Verdachte heeft zich schuldig gemaakt aan het beledigen van homoseksuelen en Joden via sociale media. Deze uitlatingen zijn zeer kwetsend, hetgeen ook blijkt uit het grote aantal meldingen bij het Bureau Discriminatiezaken. Op een zodanige wijze krenken van anderen past niet binnen een samenleving waarin iedereen zich, ongeacht ras, geaardheid, godsdienst of geloofsovertuiging veilig moet kunnen voelen. De uitlatingen van verdachte dragen bij aan een klimaat van onverdraagzaamheid, hetgeen de rechtbank hem kwalijk neemt.
Met betrekking tot de persoon van de verdachte heeft de rechtbank in het bijzonder gelet op:
- het op naam van de verdachte staand Uittreksel Justitiële Documentatie, gedateerd 22 oktober 2019, waaruit blijkt dat de verdachte wel eerder met Justitie in aanraking is geweest, maar niet voor soortgelijke feiten.
De feiten dateren inmiddels van bijna twee jaar geleden waarmee de rechtbank in strafmatigende zin enigszins rekening zal houden.
Alles afwegende is de rechtbank van oordeel dat een geldboete van na te noemen hoogte moet worden opgelegd. De rechtbank zal echter bepalen dat een gedeelte van deze geldboete vooralsnog niet hoeft te worden voldaan en zal daaraan een proeftijd verbinden van twee jaren, opdat verdachte ervan wordt weerhouden zich voor het einde van die proeftijd schuldig te maken aan een strafbaar feit.
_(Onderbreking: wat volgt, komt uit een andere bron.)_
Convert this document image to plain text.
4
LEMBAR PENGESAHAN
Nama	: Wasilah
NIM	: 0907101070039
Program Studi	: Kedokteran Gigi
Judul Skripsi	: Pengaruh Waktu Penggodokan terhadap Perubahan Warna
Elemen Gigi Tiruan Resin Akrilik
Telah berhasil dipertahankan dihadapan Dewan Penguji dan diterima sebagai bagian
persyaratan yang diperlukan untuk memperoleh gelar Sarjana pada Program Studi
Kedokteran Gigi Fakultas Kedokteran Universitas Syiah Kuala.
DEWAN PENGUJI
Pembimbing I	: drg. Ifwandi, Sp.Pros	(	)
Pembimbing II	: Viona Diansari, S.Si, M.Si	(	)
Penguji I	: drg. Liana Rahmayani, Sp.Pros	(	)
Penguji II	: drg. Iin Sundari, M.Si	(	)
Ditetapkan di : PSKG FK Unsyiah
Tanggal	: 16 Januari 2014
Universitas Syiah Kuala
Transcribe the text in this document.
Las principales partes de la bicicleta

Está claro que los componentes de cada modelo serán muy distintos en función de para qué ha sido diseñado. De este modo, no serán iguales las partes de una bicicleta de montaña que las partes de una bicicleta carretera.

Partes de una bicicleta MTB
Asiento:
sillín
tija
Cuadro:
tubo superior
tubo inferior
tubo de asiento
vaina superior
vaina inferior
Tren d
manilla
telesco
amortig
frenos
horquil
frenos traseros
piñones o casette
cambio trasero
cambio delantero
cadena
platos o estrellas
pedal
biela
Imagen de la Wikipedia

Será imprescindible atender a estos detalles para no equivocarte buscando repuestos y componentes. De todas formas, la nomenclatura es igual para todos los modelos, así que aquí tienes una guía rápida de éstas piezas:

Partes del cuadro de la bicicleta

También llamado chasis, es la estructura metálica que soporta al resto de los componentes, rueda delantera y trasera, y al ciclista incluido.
7.Toepasselijke wettelijke voorschriften

De volgende wetsartikelen zijn van toepassing:
artikel 14a, 14b, 14c, 23, 24c, 57, 137c van het Wetboek van Strafrecht.

8.Beslissing

De rechtbank:
Verklaart bewezen dat verdachte de onder 1 primair en 2 ten laste gelegde feiten heeft begaan zoals hiervoor onder 3.3 weergegeven.
Verklaart niet bewezen wat aan verdachte onder 1 primair en 2 meer of anders is ten laste gelegd dan hierboven als bewezen is aangenomen en spreekt hem daarvan vrij.
Bepaalt dat de onder 1 primair en 2 bewezen verklaarde feiten de hierboven onder 4. vermelde strafbare feiten opleveren.
Verklaart verdachte hiervoor strafbaar.
Veroordeelt verdachte tot het betalen van een geldboete van
€ 500,-
(vijfhonderd euro), bij gebreke van betaling en verhaal te vervangen door 10 dagen hechtenis, met bevel dat een gedeelte daarvan, groot € 250,- (tweehonderdvijftig euro), bij gebreke van betaling en verhaal te vervangen door
5 dagenhechtenis,
nietzal worden ten uitvoer gelegd tenzij de rechter later anders mocht gelasten op grond dat verdachte voor het einde van de op twee jaren bepaalde proeftijd zich aan een strafbaar feit heeft schuldig gemaakt.
Samenstelling rechtbank en uitspraakdatum
Dit vonnis is gewezen door
mr. P. van Steijnen, voorzitter,
mr. N.O.P. Roché en mr. E.J.M. Tuijp, rechters,
in tegenwoordigheid van mr. M. van Randeraat, griffier,
en uitgesproken op de openbare terechtzitting van 13 december 2019.
Mr. E.J.M. Tuijp is buiten staat dit vonnis mede te ondertekenen.